Wednesday, February 21, 2007

Crossing the Event Horizon

My taxi driver drove assertively, two wheels whirling on each side of the grey dashed line, commanding the well-paved road with his dirty white minibus. It was night when I arrived in Nairobi. The temperature was a perfect 25° C as it is pretty much year round. I was surprised to see large neon-lit Coke bottles pass me as we zoomed along. They evoked memories of large violently flowing fountains in the Defense district of Karachi, summer of 1996. My father had once commented that the fountains are flowing in Defense while half the city doesn’t have water. I wonder why the skyscrapers in Manhattan have never evoked that memory.

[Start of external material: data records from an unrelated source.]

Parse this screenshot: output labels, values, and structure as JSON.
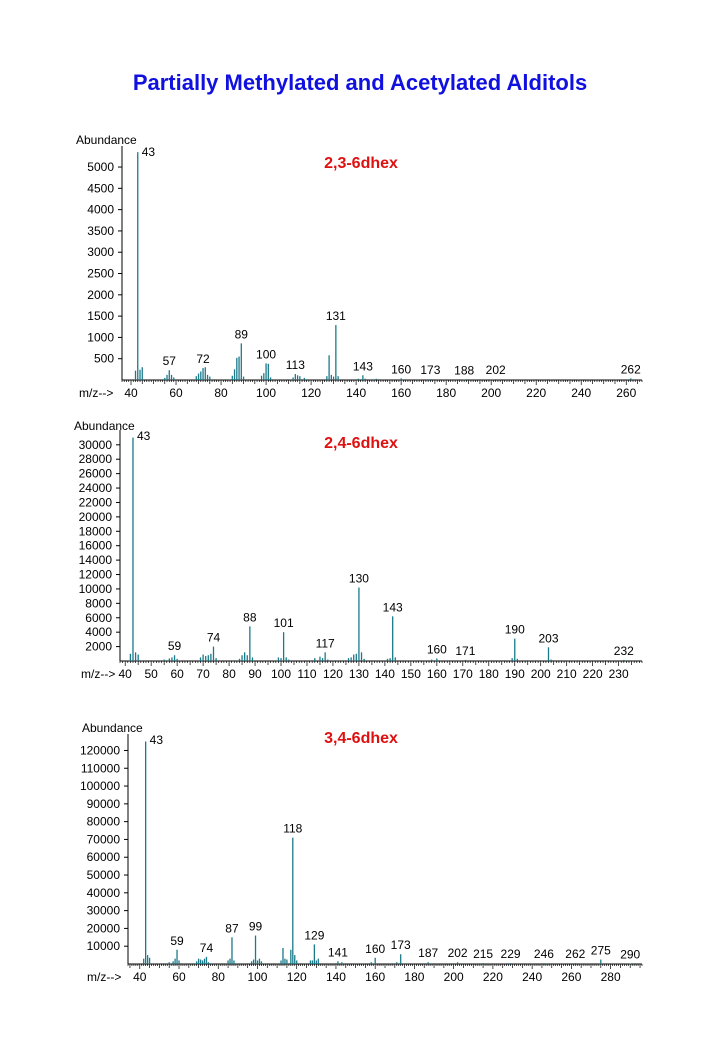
{
  "page": {
    "title": "Partially Methylated and Acetylated Alditols"
  },
  "colors": {
    "title": "#1010e0",
    "spectrum_title": "#e01010",
    "peaks": "#1a7a8a",
    "axis": "#000000"
  },
  "chart_data": [
    {
      "type": "bar",
      "title": "2,3-6dhex",
      "ylabel": "Abundance",
      "xlabel": "m/z-->",
      "xlim": [
        36,
        267
      ],
      "ylim": [
        0,
        5400
      ],
      "xticks": [
        40,
        60,
        80,
        100,
        120,
        140,
        160,
        180,
        200,
        220,
        240,
        260
      ],
      "yticks": [
        500,
        1000,
        1500,
        2000,
        2500,
        3000,
        3500,
        4000,
        4500,
        5000
      ],
      "peaks": [
        [
          42,
          220
        ],
        [
          43,
          5350
        ],
        [
          44,
          240
        ],
        [
          45,
          300
        ],
        [
          55,
          50
        ],
        [
          56,
          120
        ],
        [
          57,
          230
        ],
        [
          58,
          120
        ],
        [
          59,
          60
        ],
        [
          69,
          90
        ],
        [
          70,
          150
        ],
        [
          71,
          200
        ],
        [
          72,
          280
        ],
        [
          73,
          300
        ],
        [
          74,
          120
        ],
        [
          75,
          80
        ],
        [
          85,
          100
        ],
        [
          86,
          250
        ],
        [
          87,
          520
        ],
        [
          88,
          550
        ],
        [
          89,
          860
        ],
        [
          90,
          80
        ],
        [
          98,
          100
        ],
        [
          99,
          160
        ],
        [
          100,
          390
        ],
        [
          101,
          380
        ],
        [
          102,
          60
        ],
        [
          112,
          60
        ],
        [
          113,
          140
        ],
        [
          114,
          110
        ],
        [
          115,
          90
        ],
        [
          117,
          50
        ],
        [
          127,
          90
        ],
        [
          128,
          580
        ],
        [
          129,
          120
        ],
        [
          130,
          80
        ],
        [
          131,
          1290
        ],
        [
          132,
          90
        ],
        [
          141,
          30
        ],
        [
          143,
          110
        ],
        [
          144,
          30
        ],
        [
          149,
          30
        ],
        [
          160,
          40
        ],
        [
          173,
          20
        ],
        [
          188,
          15
        ],
        [
          202,
          20
        ],
        [
          262,
          40
        ]
      ],
      "labels": [
        {
          "mz": 43,
          "text": "43"
        },
        {
          "mz": 57,
          "text": "57"
        },
        {
          "mz": 72,
          "text": "72"
        },
        {
          "mz": 89,
          "text": "89"
        },
        {
          "mz": 100,
          "text": "100"
        },
        {
          "mz": 113,
          "text": "113"
        },
        {
          "mz": 131,
          "text": "131"
        },
        {
          "mz": 143,
          "text": "143"
        },
        {
          "mz": 160,
          "text": "160"
        },
        {
          "mz": 173,
          "text": "173"
        },
        {
          "mz": 188,
          "text": "188"
        },
        {
          "mz": 202,
          "text": "202"
        },
        {
          "mz": 262,
          "text": "262"
        }
      ]
    },
    {
      "type": "bar",
      "title": "2,4-6dhex",
      "ylabel": "Abundance",
      "xlabel": "m/z-->",
      "xlim": [
        38,
        239
      ],
      "ylim": [
        0,
        31500
      ],
      "xticks": [
        40,
        50,
        60,
        70,
        80,
        90,
        100,
        110,
        120,
        130,
        140,
        150,
        160,
        170,
        180,
        190,
        200,
        210,
        220,
        230
      ],
      "yticks": [
        2000,
        4000,
        6000,
        8000,
        10000,
        12000,
        14000,
        16000,
        18000,
        20000,
        22000,
        24000,
        26000,
        28000,
        30000
      ],
      "peaks": [
        [
          42,
          1000
        ],
        [
          43,
          31000
        ],
        [
          44,
          1200
        ],
        [
          45,
          900
        ],
        [
          55,
          200
        ],
        [
          57,
          350
        ],
        [
          58,
          500
        ],
        [
          59,
          800
        ],
        [
          60,
          300
        ],
        [
          69,
          500
        ],
        [
          70,
          900
        ],
        [
          71,
          700
        ],
        [
          72,
          800
        ],
        [
          73,
          1000
        ],
        [
          74,
          2000
        ],
        [
          75,
          400
        ],
        [
          84,
          300
        ],
        [
          85,
          800
        ],
        [
          86,
          1200
        ],
        [
          87,
          800
        ],
        [
          88,
          4800
        ],
        [
          89,
          500
        ],
        [
          99,
          500
        ],
        [
          100,
          400
        ],
        [
          101,
          4000
        ],
        [
          102,
          500
        ],
        [
          103,
          200
        ],
        [
          113,
          400
        ],
        [
          115,
          600
        ],
        [
          116,
          400
        ],
        [
          117,
          1200
        ],
        [
          118,
          200
        ],
        [
          126,
          400
        ],
        [
          127,
          500
        ],
        [
          128,
          900
        ],
        [
          129,
          1000
        ],
        [
          130,
          10200
        ],
        [
          131,
          1200
        ],
        [
          132,
          300
        ],
        [
          141,
          300
        ],
        [
          142,
          400
        ],
        [
          143,
          6200
        ],
        [
          144,
          500
        ],
        [
          155,
          100
        ],
        [
          158,
          200
        ],
        [
          160,
          350
        ],
        [
          171,
          150
        ],
        [
          189,
          400
        ],
        [
          190,
          3100
        ],
        [
          191,
          300
        ],
        [
          203,
          1900
        ],
        [
          204,
          200
        ],
        [
          232,
          150
        ]
      ],
      "labels": [
        {
          "mz": 43,
          "text": "43"
        },
        {
          "mz": 59,
          "text": "59"
        },
        {
          "mz": 74,
          "text": "74"
        },
        {
          "mz": 88,
          "text": "88"
        },
        {
          "mz": 101,
          "text": "101"
        },
        {
          "mz": 117,
          "text": "117"
        },
        {
          "mz": 130,
          "text": "130"
        },
        {
          "mz": 143,
          "text": "143"
        },
        {
          "mz": 160,
          "text": "160"
        },
        {
          "mz": 171,
          "text": "171"
        },
        {
          "mz": 190,
          "text": "190"
        },
        {
          "mz": 203,
          "text": "203"
        },
        {
          "mz": 232,
          "text": "232"
        }
      ]
    },
    {
      "type": "bar",
      "title": "3,4-6dhex",
      "ylabel": "Abundance",
      "xlabel": "m/z-->",
      "xlim": [
        34,
        296
      ],
      "ylim": [
        0,
        127000
      ],
      "xticks": [
        40,
        60,
        80,
        100,
        120,
        140,
        160,
        180,
        200,
        220,
        240,
        260,
        280
      ],
      "yticks": [
        10000,
        20000,
        30000,
        40000,
        50000,
        60000,
        70000,
        80000,
        90000,
        100000,
        110000,
        120000
      ],
      "peaks": [
        [
          42,
          3000
        ],
        [
          43,
          125000
        ],
        [
          44,
          5000
        ],
        [
          45,
          3500
        ],
        [
          55,
          1000
        ],
        [
          57,
          1500
        ],
        [
          58,
          3000
        ],
        [
          59,
          8000
        ],
        [
          60,
          2000
        ],
        [
          69,
          1500
        ],
        [
          70,
          3000
        ],
        [
          71,
          2500
        ],
        [
          72,
          2000
        ],
        [
          73,
          3000
        ],
        [
          74,
          4000
        ],
        [
          75,
          1000
        ],
        [
          85,
          2000
        ],
        [
          86,
          3000
        ],
        [
          87,
          15000
        ],
        [
          88,
          2000
        ],
        [
          97,
          1500
        ],
        [
          98,
          2500
        ],
        [
          99,
          16000
        ],
        [
          100,
          2000
        ],
        [
          101,
          3000
        ],
        [
          102,
          1500
        ],
        [
          112,
          2000
        ],
        [
          113,
          9000
        ],
        [
          114,
          3000
        ],
        [
          115,
          2500
        ],
        [
          117,
          8000
        ],
        [
          118,
          71000
        ],
        [
          119,
          5000
        ],
        [
          120,
          2000
        ],
        [
          127,
          2000
        ],
        [
          128,
          2000
        ],
        [
          129,
          11000
        ],
        [
          130,
          2000
        ],
        [
          131,
          3000
        ],
        [
          141,
          1500
        ],
        [
          143,
          1000
        ],
        [
          158,
          1000
        ],
        [
          160,
          3500
        ],
        [
          171,
          1000
        ],
        [
          173,
          5500
        ],
        [
          187,
          1000
        ],
        [
          202,
          1000
        ],
        [
          215,
          500
        ],
        [
          229,
          500
        ],
        [
          246,
          500
        ],
        [
          262,
          500
        ],
        [
          275,
          2500
        ],
        [
          290,
          300
        ]
      ],
      "labels": [
        {
          "mz": 43,
          "text": "43"
        },
        {
          "mz": 59,
          "text": "59"
        },
        {
          "mz": 74,
          "text": "74"
        },
        {
          "mz": 87,
          "text": "87"
        },
        {
          "mz": 99,
          "text": "99"
        },
        {
          "mz": 118,
          "text": "118"
        },
        {
          "mz": 129,
          "text": "129"
        },
        {
          "mz": 141,
          "text": "141"
        },
        {
          "mz": 160,
          "text": "160"
        },
        {
          "mz": 173,
          "text": "173"
        },
        {
          "mz": 187,
          "text": "187"
        },
        {
          "mz": 202,
          "text": "202"
        },
        {
          "mz": 215,
          "text": "215"
        },
        {
          "mz": 229,
          "text": "229"
        },
        {
          "mz": 246,
          "text": "246"
        },
        {
          "mz": 262,
          "text": "262"
        },
        {
          "mz": 275,
          "text": "275"
        },
        {
          "mz": 290,
          "text": "290"
        }
      ]
    }
  ]
}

Mentally preparing for Kenya was hard. I have left for “adventures” a few times in my life: going to Stanford for the summer in 2001, leaving for Berkeley ~3000 miles from home, traveling/working throughout EurAsia after I graduated; but each time, my excitement with the path ahead always dwarfed any feelings of longing and loss associated with where I was leaving. This time, however, it was the exact opposite. I was going for a whole year, while my life had previously operated on a four month time horizon. The plethora of horror stories that my close friends and family members felt necessary to share (with the best intentions) depicted a “totally different world” which I had great difficulty imagining. The best description of my new job I could give when asked was “poverty stuff.” For the weeks leading up to my departure, I began to feel like my life after Feb. 18 was a black hole; as much as I tried, I couldn’t seem to shed any light on what it would be like. All the while, I was living in a great city, negotiating a great job offer, and deeply in love with a great girl. This time, leaving was defined by longing and loss.

My hostel ( was only 20 minutes from the airport. Famished from the previous 22 hours of transit, I dropped my bags in my room and immediately ordered some vegetable stew over rice for an expensive 150 Kenyan Shillings (~$2) just minutes before the kitchen closed at 22:30. As I waited for my food, two American girls busily typed away loudly at their laptops, listening to their iPods. Howie Day’s Collide played on the radio in the background. A Canadian scrolled through pictures on his PowerBook. The warm summer breeze meandered in through the wide open windows and out through the front door. There was surely only one place in the world like this: Santa Barbara.